Replace a master node

ENTERPRISE

Replacing a master node in an existing DC/OS cluster

You can replace a master node in an existing DC/OS cluster. You should keep in mind, however, that you should only ever replace one master at a time. The following steps summarize how to replace a master node for a DC/OS cluster.

To replace a master node:

  1. Back up ZooKeeper.

  2. Back up the DC/OS identity and access management CockroachDB® database to a file by running a command similar to the following on the master node:

    1. dcos-shell iam-database-backup > ~/iam-backup.sql

    For more information about backing up the DC/OS identity and access management CockroachDB database, see How do I backup the IAM database?

  3. Back up /var/lib/dcos/exhibitor-tls-artifacts if it exists.

    1. tar czf exhibitor-tls-artifacts.tar.gz /var/lib/dcos/exhibitor-tls-artifacts
  4. Shut down the master node you want to replace.

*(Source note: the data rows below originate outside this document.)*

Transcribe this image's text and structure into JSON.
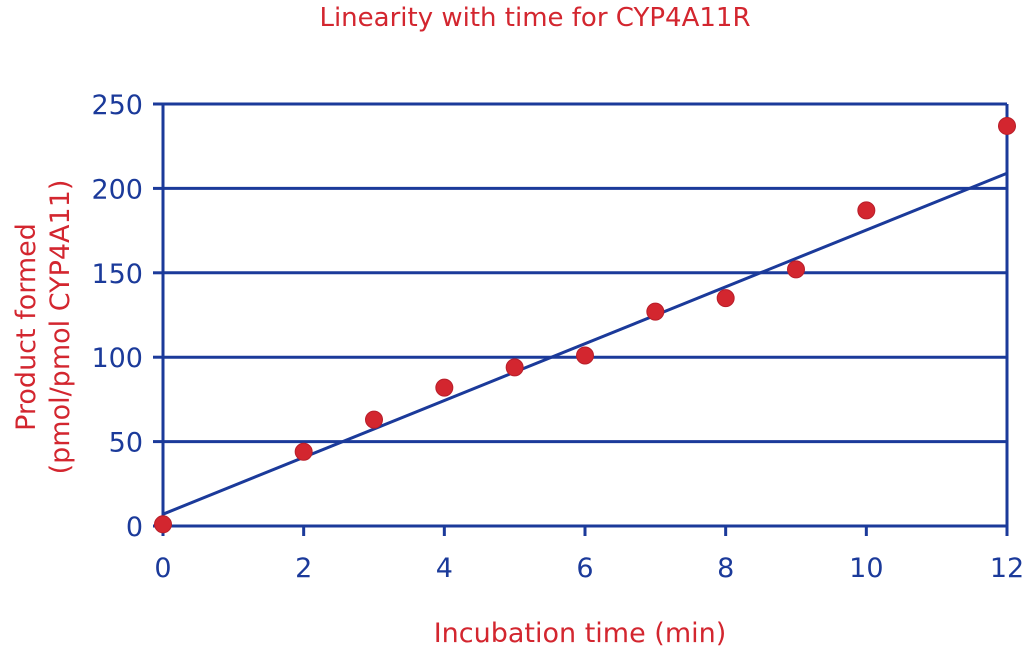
{
  "colors": {
    "title": "#d3262f",
    "axis_labels": "#d3262f",
    "ticks": "#1b3a9a",
    "grid": "#1b3a9a",
    "points": "#d3262f",
    "trendline": "#1b3a9a"
  },
  "chart_data": {
    "type": "scatter",
    "title": "Linearity with time for CYP4A11R",
    "xlabel": "Incubation time (min)",
    "ylabel_line1": "Product formed",
    "ylabel_line2": "(pmol/pmol CYP4A11)",
    "xlim": [
      0,
      12
    ],
    "ylim": [
      0,
      250
    ],
    "x_ticks": [
      0,
      2,
      4,
      6,
      8,
      10,
      12
    ],
    "y_ticks": [
      0,
      50,
      100,
      150,
      200,
      250
    ],
    "grid": "horizontal",
    "legend": "none",
    "series": [
      {
        "x": [
          0,
          2,
          3,
          4,
          5,
          6,
          7,
          8,
          9,
          10,
          12
        ],
        "y": [
          1,
          44,
          63,
          82,
          94,
          101,
          127,
          135,
          152,
          187,
          237
        ]
      }
    ],
    "trendline": {
      "type": "linear",
      "x": [
        0,
        12
      ],
      "y": [
        7,
        209
      ]
    }
  }
}
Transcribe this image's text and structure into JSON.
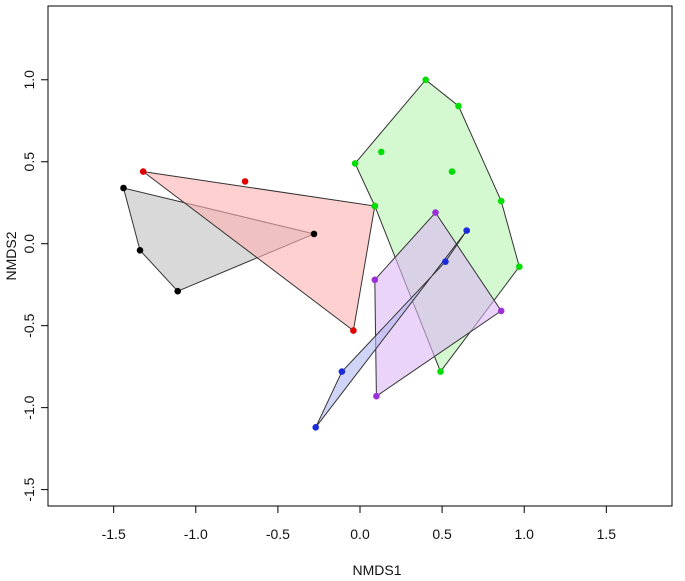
{
  "chart_data": {
    "type": "scatter",
    "xlabel": "NMDS1",
    "ylabel": "NMDS2",
    "xlim": [
      -1.9,
      1.9
    ],
    "ylim": [
      -1.6,
      1.45
    ],
    "x_ticks": [
      -1.5,
      -1.0,
      -0.5,
      0.0,
      0.5,
      1.0,
      1.5
    ],
    "x_tick_labels": [
      "-1.5",
      "-1.0",
      "-0.5",
      "0.0",
      "0.5",
      "1.0",
      "1.5"
    ],
    "y_ticks": [
      -1.5,
      -1.0,
      -0.5,
      0.0,
      0.5,
      1.0
    ],
    "y_tick_labels": [
      "-1.5",
      "-1.0",
      "-0.5",
      "0.0",
      "0.5",
      "1.0"
    ],
    "grid": false,
    "legend": "none",
    "series": [
      {
        "key": "black",
        "color": "#000000",
        "fill": "#bfbfbf",
        "points": [
          [
            -1.44,
            0.34
          ],
          [
            -1.34,
            -0.04
          ],
          [
            -1.11,
            -0.29
          ],
          [
            -0.28,
            0.06
          ]
        ],
        "hull": [
          [
            -1.44,
            0.34
          ],
          [
            -1.34,
            -0.04
          ],
          [
            -1.11,
            -0.29
          ],
          [
            -0.28,
            0.06
          ]
        ]
      },
      {
        "key": "red",
        "color": "#e00000",
        "fill": "#ffb0b0",
        "points": [
          [
            -1.32,
            0.44
          ],
          [
            -0.7,
            0.38
          ],
          [
            0.09,
            0.23
          ],
          [
            -0.04,
            -0.53
          ]
        ],
        "hull": [
          [
            -1.32,
            0.44
          ],
          [
            0.09,
            0.23
          ],
          [
            -0.04,
            -0.53
          ]
        ]
      },
      {
        "key": "green",
        "color": "#00dd00",
        "fill": "#b8f5b0",
        "points": [
          [
            -0.03,
            0.49
          ],
          [
            0.13,
            0.56
          ],
          [
            0.4,
            1.0
          ],
          [
            0.6,
            0.84
          ],
          [
            0.56,
            0.44
          ],
          [
            0.86,
            0.26
          ],
          [
            0.97,
            -0.14
          ],
          [
            0.49,
            -0.78
          ],
          [
            0.09,
            0.23
          ]
        ],
        "hull": [
          [
            -0.03,
            0.49
          ],
          [
            0.4,
            1.0
          ],
          [
            0.6,
            0.84
          ],
          [
            0.86,
            0.26
          ],
          [
            0.97,
            -0.14
          ],
          [
            0.49,
            -0.78
          ],
          [
            0.09,
            0.23
          ]
        ]
      },
      {
        "key": "purple",
        "color": "#9a30d8",
        "fill": "#dcb8f5",
        "points": [
          [
            0.46,
            0.19
          ],
          [
            0.09,
            -0.22
          ],
          [
            0.86,
            -0.41
          ],
          [
            0.1,
            -0.93
          ]
        ],
        "hull": [
          [
            0.46,
            0.19
          ],
          [
            0.86,
            -0.41
          ],
          [
            0.1,
            -0.93
          ],
          [
            0.09,
            -0.22
          ]
        ]
      },
      {
        "key": "blue",
        "color": "#1a2bdb",
        "fill": "#b0b8f0",
        "points": [
          [
            0.65,
            0.08
          ],
          [
            0.52,
            -0.11
          ],
          [
            -0.11,
            -0.78
          ],
          [
            -0.27,
            -1.12
          ]
        ],
        "hull": [
          [
            0.65,
            0.08
          ],
          [
            0.52,
            -0.11
          ],
          [
            -0.11,
            -0.78
          ],
          [
            -0.27,
            -1.12
          ]
        ]
      }
    ]
  }
}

  5. Add the new master node to replace the one taken offline in the previous step.

    Static master discovery

    If you have configured static master discovery in your config.yaml file (master_discovery: static):

    • Verify that the new server has the same internal IP address as the old master node.
    • Verify that the old server is completely unreachable from the cluster.
    • Copy exhibitor-tls-artifacts.tar.gz to the new master node.

      1. scp exhibitor-tls-artifacts.tar.gz root@<new-master-host>:/root
    • Extract the archive on the master

      1. tar xzf /root/exhibitor-tls-artifacts.tar.gz -C /
    • Install the new master as you would normally.

    Dynamic master discovery

    If you have configured dynamic master discovery in your config.yaml file ( master_discovery: master_http_loadbalancer):

    • Install the new master as you would normally.
  6. Check that the new master is healthy.

    IMPORTANT: This step is required. Be sure to confirm that the new master has joined the cluster successfully before replacing any additional master nodes or performing any additional administrative tasks.

    To validate that the master node replacement completed successfully, follow the steps to Validate the upgrade as described in Upgrading a master.